Author: Walter Robinson 2002/06/19
With the firing of former Ottawa Citizen publisher, Russell Mills, this past Sunday, some folks in Ottawa wondered whether John Manley, the Deputy Prime Minister and Minister of, well, almost everything, would become the new publisher of the paper. Why not He's received other promotions on recent Sundays.

Amidst this chaos, the Deputy PM donned his Finance Minister's cap and appeared before the Commons finance committee this week to provide parliamentarians - and Canadians - with an economic infomercial. The only things missing were a 1-800 order line and paid studio audience.

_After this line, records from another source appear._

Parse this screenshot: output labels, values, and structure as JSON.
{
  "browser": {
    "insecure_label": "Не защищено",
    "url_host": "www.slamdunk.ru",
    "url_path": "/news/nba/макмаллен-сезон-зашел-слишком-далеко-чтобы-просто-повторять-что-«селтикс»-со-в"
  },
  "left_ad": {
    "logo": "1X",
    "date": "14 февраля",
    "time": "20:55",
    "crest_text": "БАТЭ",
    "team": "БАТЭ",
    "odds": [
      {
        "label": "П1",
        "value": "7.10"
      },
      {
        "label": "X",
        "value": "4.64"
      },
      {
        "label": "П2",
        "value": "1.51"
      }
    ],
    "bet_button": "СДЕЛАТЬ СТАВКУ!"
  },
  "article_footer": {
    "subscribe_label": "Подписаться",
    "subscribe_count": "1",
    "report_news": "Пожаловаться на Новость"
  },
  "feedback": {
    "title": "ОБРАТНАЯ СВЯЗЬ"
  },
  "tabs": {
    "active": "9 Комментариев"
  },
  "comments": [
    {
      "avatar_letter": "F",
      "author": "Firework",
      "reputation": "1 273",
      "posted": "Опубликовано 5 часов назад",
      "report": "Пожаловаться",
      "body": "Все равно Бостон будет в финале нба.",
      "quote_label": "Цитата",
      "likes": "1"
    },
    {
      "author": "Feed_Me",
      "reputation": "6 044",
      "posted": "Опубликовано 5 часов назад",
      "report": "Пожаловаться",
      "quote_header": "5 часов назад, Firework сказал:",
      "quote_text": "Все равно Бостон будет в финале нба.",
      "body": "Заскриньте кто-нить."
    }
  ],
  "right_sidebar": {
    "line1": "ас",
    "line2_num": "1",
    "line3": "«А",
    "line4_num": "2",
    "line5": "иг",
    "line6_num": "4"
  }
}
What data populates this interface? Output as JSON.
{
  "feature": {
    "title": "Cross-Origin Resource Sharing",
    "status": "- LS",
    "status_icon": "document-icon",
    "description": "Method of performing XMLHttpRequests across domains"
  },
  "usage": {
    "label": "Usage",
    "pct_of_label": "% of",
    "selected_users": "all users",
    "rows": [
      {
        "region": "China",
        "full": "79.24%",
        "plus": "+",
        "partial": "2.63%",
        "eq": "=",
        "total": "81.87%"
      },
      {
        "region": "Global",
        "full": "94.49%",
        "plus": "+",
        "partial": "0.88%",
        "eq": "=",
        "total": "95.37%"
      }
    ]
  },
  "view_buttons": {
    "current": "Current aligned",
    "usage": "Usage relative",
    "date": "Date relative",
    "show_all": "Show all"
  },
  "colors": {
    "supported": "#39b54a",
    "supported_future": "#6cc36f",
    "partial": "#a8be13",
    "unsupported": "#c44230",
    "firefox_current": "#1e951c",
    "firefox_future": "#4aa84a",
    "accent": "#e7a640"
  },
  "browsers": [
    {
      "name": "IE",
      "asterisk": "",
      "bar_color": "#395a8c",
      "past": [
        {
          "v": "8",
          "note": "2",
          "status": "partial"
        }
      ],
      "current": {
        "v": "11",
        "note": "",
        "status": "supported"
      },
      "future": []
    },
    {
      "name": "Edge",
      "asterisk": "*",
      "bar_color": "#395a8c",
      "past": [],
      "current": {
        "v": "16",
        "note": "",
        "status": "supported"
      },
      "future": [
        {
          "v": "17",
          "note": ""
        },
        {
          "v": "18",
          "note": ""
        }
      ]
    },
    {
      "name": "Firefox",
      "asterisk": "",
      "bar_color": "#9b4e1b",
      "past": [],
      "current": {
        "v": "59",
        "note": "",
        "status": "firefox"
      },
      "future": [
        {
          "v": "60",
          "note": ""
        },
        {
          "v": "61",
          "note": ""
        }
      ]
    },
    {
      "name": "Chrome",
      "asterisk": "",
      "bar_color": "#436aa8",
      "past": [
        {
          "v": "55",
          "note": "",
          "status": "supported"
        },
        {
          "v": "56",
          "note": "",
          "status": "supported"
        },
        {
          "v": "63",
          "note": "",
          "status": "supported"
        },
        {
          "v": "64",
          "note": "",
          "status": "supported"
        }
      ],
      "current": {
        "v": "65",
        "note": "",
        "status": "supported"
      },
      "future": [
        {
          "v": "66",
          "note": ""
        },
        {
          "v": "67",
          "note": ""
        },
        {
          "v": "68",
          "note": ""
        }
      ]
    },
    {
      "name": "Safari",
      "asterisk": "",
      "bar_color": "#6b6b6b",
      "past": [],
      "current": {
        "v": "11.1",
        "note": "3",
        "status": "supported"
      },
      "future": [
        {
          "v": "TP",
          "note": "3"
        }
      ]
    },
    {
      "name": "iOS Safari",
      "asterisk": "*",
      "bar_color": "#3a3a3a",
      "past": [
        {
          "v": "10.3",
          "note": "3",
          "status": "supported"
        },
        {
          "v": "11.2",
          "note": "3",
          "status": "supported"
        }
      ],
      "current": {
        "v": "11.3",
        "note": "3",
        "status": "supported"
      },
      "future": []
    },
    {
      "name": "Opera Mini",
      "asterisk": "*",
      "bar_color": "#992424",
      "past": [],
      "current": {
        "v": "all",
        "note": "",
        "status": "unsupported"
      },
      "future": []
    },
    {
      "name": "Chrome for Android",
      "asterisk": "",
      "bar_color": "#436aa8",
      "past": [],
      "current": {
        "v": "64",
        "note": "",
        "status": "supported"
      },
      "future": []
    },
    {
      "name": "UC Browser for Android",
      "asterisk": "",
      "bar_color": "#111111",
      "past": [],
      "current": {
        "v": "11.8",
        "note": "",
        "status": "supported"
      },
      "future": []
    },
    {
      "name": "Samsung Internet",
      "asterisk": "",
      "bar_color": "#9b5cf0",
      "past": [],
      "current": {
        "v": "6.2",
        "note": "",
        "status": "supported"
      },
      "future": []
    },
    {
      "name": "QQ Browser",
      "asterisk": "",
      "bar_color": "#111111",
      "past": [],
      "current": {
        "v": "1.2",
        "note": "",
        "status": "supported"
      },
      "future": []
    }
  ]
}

In fairness to Minister Manley, he's only been on the job for three weeks. And between acting as the PM's apologist in during question period, chief political minister for Ontario, federal infrastructure guru, border crossing point-man with the Yanks, Tim Horton's drive-thru guy, MP, husband, father and a marathon runner, at best he's spent all of 28 minutes at the finance department - with 4 minutes lost to elevator rides.

His remarks were textbook "our economy grew at a robust rate", "core inflation remains well within the target range", "opportunities for Canadians and their families", blah, blah, blah. His testimony was calmly reassuring but hardly enlightening.
However, we did learn a few things. First, Mr. Manley confirmed that the federal surplus for 2001/2002 is about $6 billion. By law, this amount will go toward the national debt, now pegged at $547.4 billion.

What this really means is Ottawa raked in almost $10 billion in over-taxation last year. Take $6 billion and add $500 million for the Africa fund and $2 billion for the Strategic Infrastructure Foundation, both funded out of last year's taxes -- courtesy of last December's budget - and voila, an $8.5 billion surplus. Add some corporate tax rebates and year-end adjustments and the surplus easily climbs close to $10 billion.

The Minister also told the committee that Canada's economy experienced real growth of 2.9% in the fourth quarter of 2001 and an annualized rate of 6% in the first quarter of 2002. With the OECD and IMF both predicting that Canada will lead the G-7 in growth for 2002 and 2003, it's safe to assume surpluses in both years will likely top $15 billion.

And the Minster promised a full update this fall which foretells a February 2003 budget.

Of course, John Manley's testimony was problematic in what he said and what he did not say. With respect to further tax relief, he promised tax cuts when "fiscal resources permit." Translation: don't hold your breath. And sadly, he continued the fiction - no, let's be clear, the blatant falsehood - that the feds cuts taxes by $100 billion in 2000. Not true!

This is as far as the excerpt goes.